HTTP supports the transparent compression and decompression of data in transit during a transaction using the gzip algorithm. Compression will make a considerable impact on bandwidth usage—as much as a 90% decrease in file size. However, because it is performed on the fly, it uses up more resources than a typical request.

The level of compression is configurable, with 1 being the least compression (thus requiring the least amount of CPU usage) and 9 being the most compression (and highest CPU usage). The default is 6.

Turning on compression for any given page is easy, and because the browser’s Accept headers are taken into account, the page is automatically compressed for only those users whose browsers can handle the decompression process:

ob_start("ob_gzhandler");

Placing this line of code at the top of a page will invoke PHP’s output buffering mechanism, and cause it to transparently compress the script’s output.
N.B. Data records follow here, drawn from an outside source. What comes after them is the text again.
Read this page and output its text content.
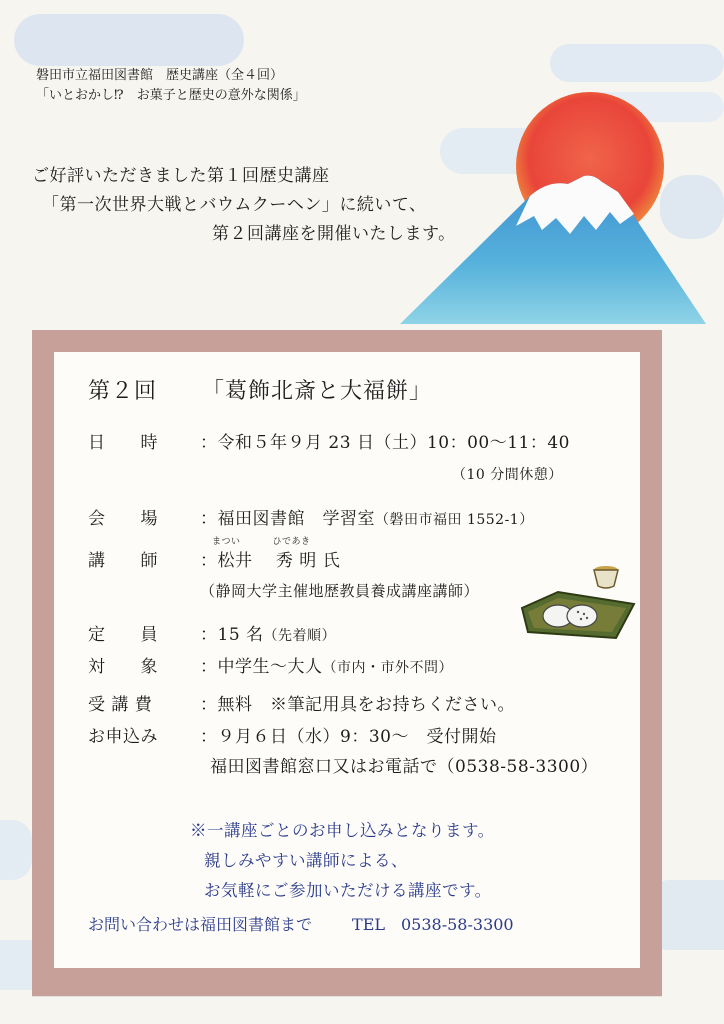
磐田市立福田図書館　歴史講座（全４回）
「いとおかし⁉　お菓子と歴史の意外な関係」
ご好評いただきました第１回歴史講座
「第一次世界大戦とバウムクーヘン」に続いて、
第２回講座を開催いたします。
第２回 「葛飾北斎と大福餅」
日　　時 ：令和５年９月 23 日（土）10：00～11：40
（10 分間休憩）
会　　場 ：福田図書館　学習室（磐田市福田 1552-1）
まつい	ひであき
講　　師 ：松井　 秀 明 氏
（静岡大学主催地歴教員養成講座講師）
定　　員 ：15 名（先着順）
対　　象 ：中学生～大人（市内・市外不問）
受 講 費	：無料　※筆記用具をお持ちください。
お申込み ：９月６日（水）9：30～　受付開始
福田図書館窓口又はお電話で（0538-58-3300）
※一講座ごとのお申し込みとなります。
親しみやすい講師による、
お気軽にご参加いただける講座です。
お問い合わせは福田図書館まで	TEL　0538-58-3300
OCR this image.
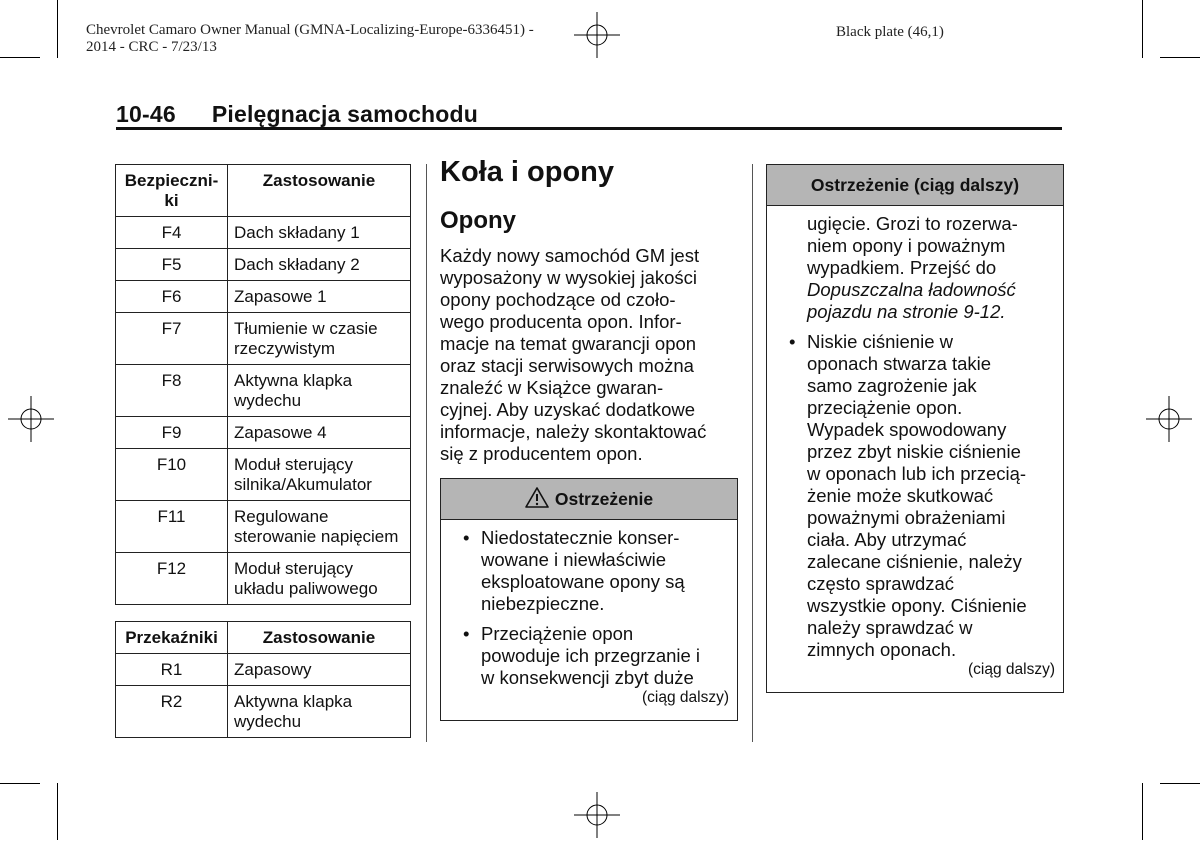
Chevrolet Camaro Owner Manual (GMNA-Localizing-Europe-6336451) -
2014 - CRC - 7/23/13
Black plate (46,1)
10-46 Pielęgnacja samochodu
Bezpieczni-
ki	Zastosowanie
F4	Dach składany 1
F5	Dach składany 2
F6	Zapasowe 1
F7	Tłumienie w czasie rzeczywistym
F8	Aktywna klapka wydechu
F9	Zapasowe 4
F10	Moduł sterujący silnika/Akumulator
F11	Regulowane sterowanie napięciem
F12	Moduł sterujący układu paliwowego
Przekaźniki	Zastosowanie
R1	Zapasowy
R2	Aktywna klapka wydechu
Koła i opony
Opony
Każdy nowy samochód GM jest
wyposażony w wysokiej jakości
opony pochodzące od czoło-
wego producenta opon. Infor-
macje na temat gwarancji opon
oraz stacji serwisowych można
znaleźć w Książce gwaran-
cyjnej. Aby uzyskać dodatkowe
informacje, należy skontaktować
się z producentem opon.
Ostrzeżenie
• Niedostatecznie konser-
wowane i niewłaściwie
eksploatowane opony są
niebezpieczne.
• Przeciążenie opon
powoduje ich przegrzanie i
w konsekwencji zbyt duże
(ciąg dalszy)
Ostrzeżenie (ciąg dalszy)
ugięcie. Grozi to rozerwa-
niem opony i poważnym
wypadkiem. Przejść do
Dopuszczalna ładowność
pojazdu na stronie 9-12.
• Niskie ciśnienie w
oponach stwarza takie
samo zagrożenie jak
przeciążenie opon.
Wypadek spowodowany
przez zbyt niskie ciśnienie
w oponach lub ich przecią-
żenie może skutkować
poważnymi obrażeniami
ciała. Aby utrzymać
zalecane ciśnienie, należy
często sprawdzać
wszystkie opony. Ciśnienie
należy sprawdzać w
zimnych oponach.
(ciąg dalszy)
You can also enable compression on a site-wide basis by changing a few configuration directives in your php.ini file:

zlib.output_compression = on

zlib.output_compression_level = 9

Notice how this approach lets you set the compression level. Since these settings can be turned on and off without changing your code, this is the best way of implementing compression within your application.

Client Side Caching

By default, most browsers will attempt to cache as much of the content they download as possible. This is done both in an effort to save time for the user, and as a way to reduce bandwidth usage on both ends of a transaction.

Caching is not always desirable, however, and it is sometimes necessary to instruct a browser on how you want to cache the output of your application.

Cache manipulation is considered something of a black art, because all browsers have quirks in the way they handle the instructions sent them by the server. Here’s an example:

header("Cache-Control: no-cache, must-revalidate");

header("Expires: Thu, 31 May 1984 04:35:00 GMT");

This set of headers tells the browser (or other proxies) not to cache the item at all, by setting a cache expiration date in the past. Sometimes, however, you might want to tell a browser to cache something for a finite length of time. For example, a PDF file generated on the fly may only contain “fresh” information for a fixed period of time, after which it must be reloaded. The following instruction tells the browser to keep the page in its cache for 30 days:

// 30 Days from now

$date = gmdate("D, j M Y H:i:s", time() + 2592000);

header("Expires: " . $date . " UTC");

header("Cache-Control: Public");

header("Pragma: Public");

Cookies

Cookies allow your applications to store a small amount of textual data (typically, 4-6kB) on a web client. There are a number of possible uses for cookies, although their most common one is maintaining session state (explained in the next section). Cookies are typically set by the server using a response header, and subsequently made available by the client as a request header.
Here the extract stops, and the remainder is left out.